Der Tod kommt nachts … (4,5 Leselokomotiven)

Die geneigte Leserin weiß: Wenn man ein Buch von Ruth Ware (zuletzt: »Das Chalet«) zur Hand nimmt, dann wird es beklemmend, thrillig und auf jeden Fall pageturnend. »Das College« bildet hier keine Ausnahme. Wo Ruth Ware drauf steht, ist eben Ruth Ware drin.

Exzentrikerin Paris, Aufsteigerin Hannah, Superbrain Emily, Charismatiker Will, Spaßvogel Ryan und der schüchterne Hugh – vor 10 Jahren formten sie am Oxforder Pelham-Collage eine zwar inhomogene, aber verschworene Clique. Bis April, eigentlicher Mittelpunkt der Gruppe, eines nachts von ihrer Mitbewohnerin Hannah ermordet aufgefunden wird. Für das Verbrechen wandert Pförtner John Neville hinter Gitter. Der war bereits vorher durch unangenehme Bemerkungen und Handlungsweisen aufgefallen, von Hannah wurde zudem beobachtet, wie er in der Mordnacht um den Tatort herumschlich. Der vermeintliche Mörder jedoch beteuert vehement seine Unschuld, die er über Jahre hinweg mit allen Mitteln zu beweisen sucht. Nevilles plötzlicher Tod durch einen Herzinfarkt mischt die Karten neu: Bereitwillig aufgegriffen durch die Presse steht die Frage nach einem möglichen Justizirrtum im Raum.

Hannah und Will, Aprils Ex-Freund, sind inzwischen verheiratet und erwarten ein gemeinsames Kind.  Dadurch, dass sie mit ihrer Aussage maßgeblich zur Verurteilung des Mörders beitrug, gerät Hannahs ohnehin fragile Existenz, die sich (wie im übrigen das Buch) in ein »Davor« und ein »Danach« aufteilt, weiter in Schieflage. Verdrängtes strebt an die Oberfläche, und ihr wird klar, dass sie sich der Vergangenheit stellen muss, wenn sie weiterleben will. Was am Ende zutage tritt, ist allerdings so unerwartet und voller Nervenkitzel, dass ich selbst als passionierte Thriller-Leserin sage: Das war krass!

Nicht nur ein spannendes, sondern zugleich ein sehr kluges Buch über menschliche Abgründe und die komplexe Frage, wem und was man eigentlich (ver-)trauen kann.
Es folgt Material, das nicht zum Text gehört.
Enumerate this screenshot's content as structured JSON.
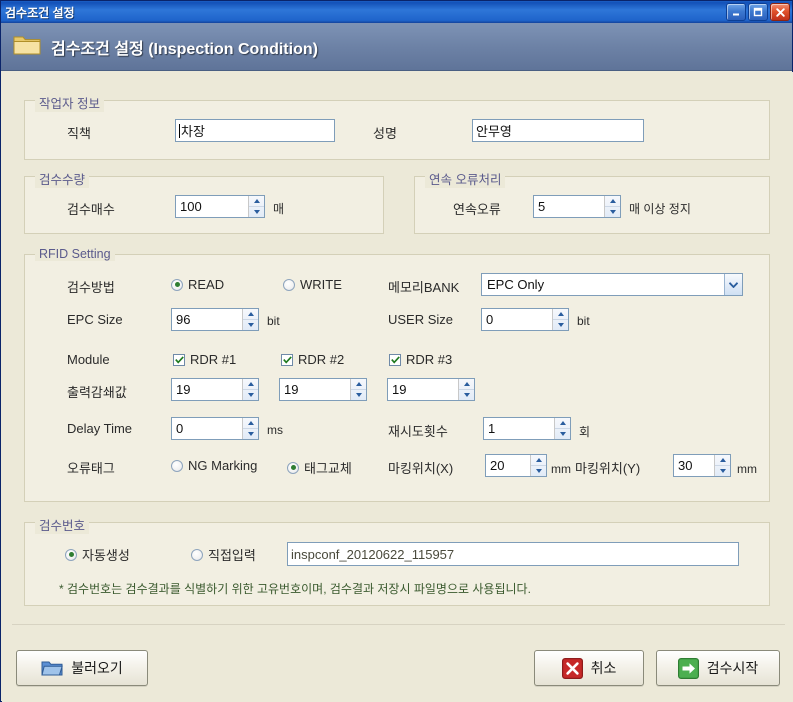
{
  "window": {
    "title": "검수조건 설정",
    "controls": {
      "minimize": "minimize-button",
      "maximize": "maximize-button",
      "close": "close-button"
    }
  },
  "header": {
    "title": "검수조건 설정 (Inspection Condition)",
    "icon": "folder-icon"
  },
  "worker": {
    "caption": "작업자 정보",
    "position_label": "직책",
    "position_value": "차장",
    "name_label": "성명",
    "name_value": "안무영"
  },
  "quantity": {
    "caption": "검수수량",
    "count_label": "검수매수",
    "count_value": "100",
    "unit": "매"
  },
  "error_handling": {
    "caption": "연속 오류처리",
    "label": "연속오류",
    "value": "5",
    "suffix": "매 이상 정지"
  },
  "rfid": {
    "caption": "RFID Setting",
    "method_label": "검수방법",
    "method_read": "READ",
    "method_write": "WRITE",
    "method_selected": "READ",
    "bank_label": "메모리BANK",
    "bank_value": "EPC Only",
    "epc_label": "EPC Size",
    "epc_value": "96",
    "epc_unit": "bit",
    "user_label": "USER Size",
    "user_value": "0",
    "user_unit": "bit",
    "module_label": "Module",
    "modules": [
      {
        "label": "RDR #1",
        "checked": true,
        "attn": "19"
      },
      {
        "label": "RDR #2",
        "checked": true,
        "attn": "19"
      },
      {
        "label": "RDR #3",
        "checked": true,
        "attn": "19"
      }
    ],
    "attn_label": "출력감쇄값",
    "delay_label": "Delay Time",
    "delay_value": "0",
    "delay_unit": "ms",
    "retry_label": "재시도횟수",
    "retry_value": "1",
    "retry_unit": "회",
    "errtag_label": "오류태그",
    "errtag_ng": "NG Marking",
    "errtag_replace": "태그교체",
    "errtag_selected": "태그교체",
    "markx_label": "마킹위치(X)",
    "markx_value": "20",
    "markx_unit": "mm",
    "marky_label": "마킹위치(Y)",
    "marky_value": "30",
    "marky_unit": "mm"
  },
  "inspection_no": {
    "caption": "검수번호",
    "auto_label": "자동생성",
    "manual_label": "직접입력",
    "selected": "자동생성",
    "value": "inspconf_20120622_115957",
    "note": "* 검수번호는 검수결과를 식별하기 위한 고유번호이며, 검수결과 저장시 파일명으로 사용됩니다."
  },
  "buttons": {
    "load": "불러오기",
    "cancel": "취소",
    "start": "검수시작"
  },
  "colors": {
    "titlebar": "#2e76d8",
    "header": "#6d82a6",
    "panel": "#ece9d8",
    "group": "#f2efe2",
    "caption_text": "#5a5a8c",
    "note_text": "#3a5a2e",
    "cancel_icon": "#c62828",
    "start_icon": "#4caf50"
  }
}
Die Figuren sind zwar Typen, also solche aber intensiv und glaubwürdig gezeichnet, Protagonistin Hannah wirkt in ihrer Verletzlichkeit sehr nahbar. Ruth Ware hat mich mit all ihren Büchern begeistert, von Titel zu Titel ist fast etwas wie eine literarische Freundschaft entstanden. Das Beste: Sie vermag mich immer wieder zu überraschen. Darum sage ich auch zu »Das College«: Daumen hoch!